O regulamento coloca como condição para matricular o filho na creche a aceitação de uma espécie de preâmbulo religioso: a proveniência de uma família católica ou cristã, excluindo de fato muitas famílias de imigrantes de outros religiosos. Falta estabelecer ainda se na inspiração cristã estão incluídos os casais divorciados ou os ateus e agnósticos. A junta municipal alega que, mesmo sendo uma creche pública, sempre foi gerida segundo critérios que se inspiram no cristianismo. A centro-esquerda rebateu, afirmando que se trata de uma medida inconstitucional, evocando a laicidade do Estado italiano.


Contrato social x contrato cultural


"Muitas vezes, dentro deste debate, se provoca uma divisão, agitando uma injustificada polêmica de tipo ideológico. A escola deve ser o local da integração. Os nossos institutos estão prontos a acolher todas as culturas e as crianças do mundo. Do mesmo modo, a escola italiana deve manter com orgulho as próprias tradições históricas e ensinar a cultura do nosso país. (…) A presença de estrangeiros na escola italiana, frequentemente concentrados em algumas classes, não é certamente um problema de racismo, mas um problema sobretudo didático", avalia a ministra da Educação.

Nessa declaração se desfecha o dilema central que vive hoje a Itália, que vai além de uma questão meramente política ou didática. Todas essas medidas, na verdade, refletem a atmosfera que se respira hoje no país, e faz questionar a direção para onde a Itália está caminhando, se esse rumo se dá apenas em função do partido que está no poder, ou se há algo mais socialmente arraigado. 

O professor de filosofia guineense Filomeno Lopes, da Universidade Sapienza, de Roma, estudioso do fenômeno da imigração e residente na Itália há mais de 20 anos, afirma não se tratar somente de crise de identidade: "A meu ver, o que existe na realidade é a identidade territorial que jamais conseguiu ser transformada numa identidade cultural nacional e, portanto, uma identidade de sentido de pertença, de valores e ideias comuns que chamaríamos italianidade. Bem dizia Giuseppe Garibaldi, ‘construímos a Itália, agora falta construir os italianos’".

Segundo Lopes, essa tarefa foi cumprida só em parte, através da realização de um contrato social, econômico e político, sobretudo logo após a Segunda Guerra Mundial: "Falta, a meu ver, um contrato cultural. Durante vários anos, a Itália foi convivendo com esta contradição interna em todos os níveis sociais e sobretudo políticos: por exemplo, a presença da Liga Norte no atual governo, embora ela não reconheça nenhum dos principais símbolos da nacionalidade italiana; a quase impossibilidade para o Estado italiano de ter uma política externa comum que seja nacional; mas, pior ainda, o não reconhecimento até hoje da luta de libertação do país do regime fascista por parte do atual chefe do governo, que continua a fazer distinção entre a conquista da liberdade, que ele reconhece como valor, e a libertação como processo de luta antifascista, que ele não reconhece".
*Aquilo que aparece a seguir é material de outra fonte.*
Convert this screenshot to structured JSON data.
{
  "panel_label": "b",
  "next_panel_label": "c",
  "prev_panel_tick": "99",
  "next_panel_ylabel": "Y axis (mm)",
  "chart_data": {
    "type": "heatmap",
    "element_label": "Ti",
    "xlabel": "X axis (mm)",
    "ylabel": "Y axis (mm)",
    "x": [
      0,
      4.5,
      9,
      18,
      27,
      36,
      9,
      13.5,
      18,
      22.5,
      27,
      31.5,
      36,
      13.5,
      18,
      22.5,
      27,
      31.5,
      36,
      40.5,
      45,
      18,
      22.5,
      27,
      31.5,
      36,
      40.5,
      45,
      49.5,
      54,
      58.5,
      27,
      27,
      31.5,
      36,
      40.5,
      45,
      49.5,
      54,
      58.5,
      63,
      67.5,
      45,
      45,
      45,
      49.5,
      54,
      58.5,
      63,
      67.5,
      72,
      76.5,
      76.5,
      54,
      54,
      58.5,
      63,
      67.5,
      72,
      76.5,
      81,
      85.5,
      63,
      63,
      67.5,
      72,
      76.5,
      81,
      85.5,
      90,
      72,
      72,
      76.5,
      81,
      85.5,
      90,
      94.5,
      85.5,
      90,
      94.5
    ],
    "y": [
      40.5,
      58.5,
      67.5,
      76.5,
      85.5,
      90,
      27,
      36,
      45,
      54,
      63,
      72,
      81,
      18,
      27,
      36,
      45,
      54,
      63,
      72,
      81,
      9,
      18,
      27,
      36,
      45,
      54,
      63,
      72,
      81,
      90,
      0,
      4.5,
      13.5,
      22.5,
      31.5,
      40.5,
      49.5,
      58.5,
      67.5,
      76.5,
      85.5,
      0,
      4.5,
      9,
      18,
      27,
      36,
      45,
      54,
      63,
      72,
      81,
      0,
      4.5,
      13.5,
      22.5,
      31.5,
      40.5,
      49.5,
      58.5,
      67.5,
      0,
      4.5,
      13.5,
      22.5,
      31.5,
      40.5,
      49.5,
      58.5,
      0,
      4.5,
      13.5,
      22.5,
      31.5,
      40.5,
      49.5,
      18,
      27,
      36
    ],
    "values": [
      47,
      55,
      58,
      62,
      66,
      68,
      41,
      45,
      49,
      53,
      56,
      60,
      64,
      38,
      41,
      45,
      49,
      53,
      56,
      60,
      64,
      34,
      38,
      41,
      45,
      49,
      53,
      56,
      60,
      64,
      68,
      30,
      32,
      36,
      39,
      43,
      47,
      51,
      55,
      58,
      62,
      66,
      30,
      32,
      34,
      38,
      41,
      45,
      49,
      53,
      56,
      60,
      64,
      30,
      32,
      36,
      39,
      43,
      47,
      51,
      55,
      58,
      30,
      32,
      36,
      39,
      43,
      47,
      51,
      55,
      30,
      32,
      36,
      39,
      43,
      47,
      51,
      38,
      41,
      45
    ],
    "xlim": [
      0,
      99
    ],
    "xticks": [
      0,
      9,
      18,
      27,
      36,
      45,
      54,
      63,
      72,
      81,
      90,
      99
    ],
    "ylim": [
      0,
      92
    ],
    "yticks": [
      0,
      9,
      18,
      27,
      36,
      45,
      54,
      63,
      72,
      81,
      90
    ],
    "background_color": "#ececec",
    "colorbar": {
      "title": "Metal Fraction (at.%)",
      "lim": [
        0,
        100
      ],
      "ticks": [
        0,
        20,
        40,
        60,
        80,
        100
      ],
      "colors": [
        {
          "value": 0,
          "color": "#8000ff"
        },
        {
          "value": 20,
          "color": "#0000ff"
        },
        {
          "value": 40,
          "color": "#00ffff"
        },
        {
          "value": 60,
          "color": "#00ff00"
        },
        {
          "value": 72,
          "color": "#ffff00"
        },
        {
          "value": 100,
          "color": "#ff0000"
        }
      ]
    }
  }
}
Essas contradições, avalia Lopes, se agravaram agora com a presença dos imigrantes, que faz com que a falta de vontade de enfrentar a questão do contrato cultural se torne explícita. Para ele, é significativo o fato de que os únicos momentos de coesão nacional sejam as disputadas esportivas, como a Copa do Mundo de futebol e os jogos olímpicos. Ou, ainda, a hostilidade em relação aos imigrantes. "Em todos estes casos, está sempre presente o elemento da territorialidade como fator de identidade", resume.

Ao que parece, o crescimento do movimento migratório na Europa e em regiões vizinhas da África e da Ásia está obrigando os italianos a enfrentar uma questão que talvez nunca teriam enfrentado abertamente. Assim como em outros países europeus – mas talvez de forma mais acentuada – o que está em jogo são valores que o continente legou ao mundo como parâmetros de civilidade.